If you’re like most people, you’re very likely going to rely on Social Security as one of your most important income sources once you retire.
Unfortunately, you could end up losing out on some of the income you were expecting from the program. As many as 58% of workers face a high likelihood of getting less benefits than anticipated, at least temporarily. Here’s why.
Many workers don’t realize this could cost them their benefits
The Transamerica Center for Retirement Studies says that 58% of current workers anticipate continuing to work at least part-time during retirement.
There are some definite benefits to holding a job as a senior.

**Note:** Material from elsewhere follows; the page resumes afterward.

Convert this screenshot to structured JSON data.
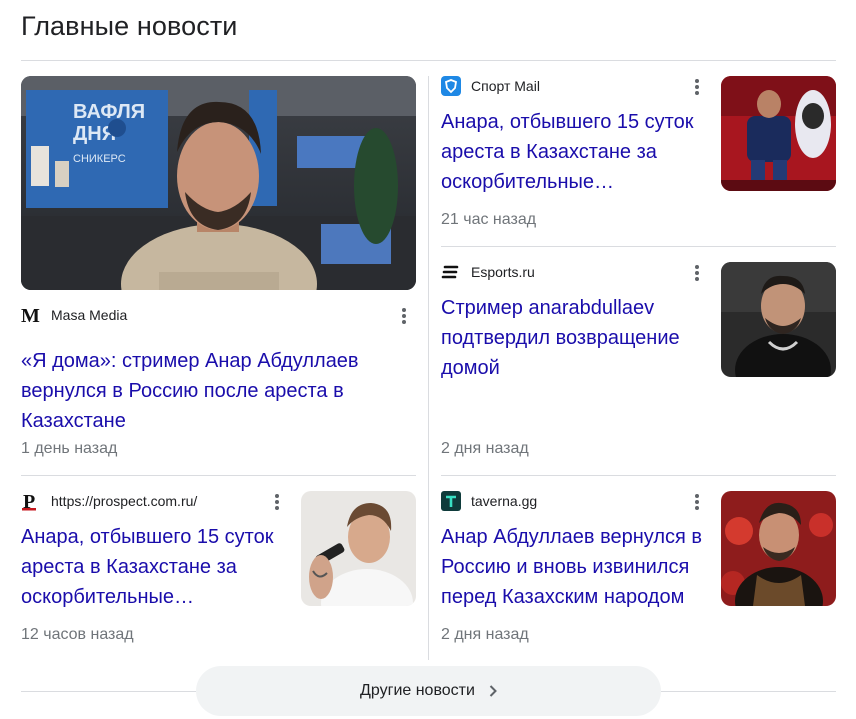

With a paycheck coming in, you won’t be as reliant on your savings. You can even continue saving for the future rather than draining your nest egg. You’ll also have something to do to fill your time, and might remain eligible for valuable employer-provided benefits.
But there’s also a potential problem if you are trying to earn a paycheck and collect Social Security at the same time. If you are under your full retirement age (FRA) when you try to collect Social Security and you still work, you could forfeit some of your benefits.

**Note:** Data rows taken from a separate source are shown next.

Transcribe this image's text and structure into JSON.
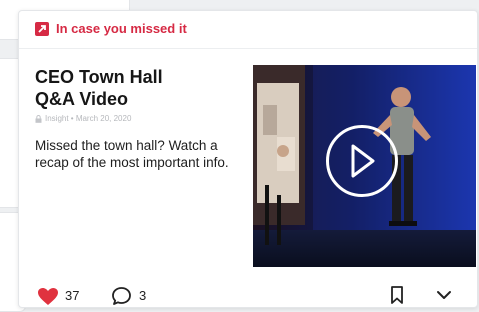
{
  "header": {
    "label": "In case you missed it",
    "accent_color": "#d62a44",
    "icon": "bookmark-flag-icon"
  },
  "post": {
    "title_line1": "CEO Town Hall",
    "title_line2": "Q&A Video",
    "meta": "Insight • March 20, 2020",
    "description": "Missed the town hall? Watch a recap of the most important info."
  },
  "media": {
    "type": "video",
    "play_icon": "play-icon"
  },
  "footer": {
    "likes": "37",
    "comments": "3",
    "heart_color": "#e0323f",
    "icons": [
      "heart-icon",
      "comment-icon",
      "bookmark-icon",
      "chevron-down-icon"
    ]
  }
}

Don’t count on double dipping with Social Security and a paycheck
Social Security has rules for collecting a paycheck and retirement benefits before reaching FRA — the designated age when the program enables people to get their standard benefit. For those born in 1956 or later, FRA is between 66 and 4 months and 67, depending on your birth year. But many people claim benefits at a younger age since payments become available at age 62.
If you work during the year after starting Social Security and you won’t reach FRA at any point in that year, you’re going to forfeit $1 in benefits for every $2 you make above $19,560 (as of 2022). And if you haven’t yet hit FRA and are working but you’ll reach FRA at some point during that year, you forfeit $1 in benefits for every $3 you earn above $51,960.

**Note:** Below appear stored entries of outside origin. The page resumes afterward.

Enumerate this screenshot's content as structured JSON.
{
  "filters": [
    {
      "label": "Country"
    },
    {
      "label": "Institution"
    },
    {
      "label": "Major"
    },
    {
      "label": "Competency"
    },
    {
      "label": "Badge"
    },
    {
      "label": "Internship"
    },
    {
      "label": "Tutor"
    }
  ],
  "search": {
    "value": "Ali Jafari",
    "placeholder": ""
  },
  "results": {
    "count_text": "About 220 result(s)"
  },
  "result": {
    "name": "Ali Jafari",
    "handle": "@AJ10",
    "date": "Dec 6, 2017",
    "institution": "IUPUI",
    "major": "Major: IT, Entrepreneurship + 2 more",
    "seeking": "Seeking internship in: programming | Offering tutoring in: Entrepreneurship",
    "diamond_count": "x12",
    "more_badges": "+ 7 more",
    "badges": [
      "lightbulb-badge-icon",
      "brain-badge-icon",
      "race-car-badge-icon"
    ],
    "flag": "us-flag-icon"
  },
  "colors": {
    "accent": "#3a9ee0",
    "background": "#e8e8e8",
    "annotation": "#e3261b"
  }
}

Many of the 58% of employees planning to work while collecting Social Security might be unaware of this rule and will lose benefits, creating big issues for anyone who anticipated getting both a paycheck and a full Social Security check.
The good news is that eventually you will be credited for the benefits you didn’t get. Your check amount will be recalculated once you reach FRA, leaving you with more money each month.
But until you hit FRA, you can’t expect to double dip with a paycheck and full Social Security benefits, too. Just remember this as you calculate your sources of retirement funds.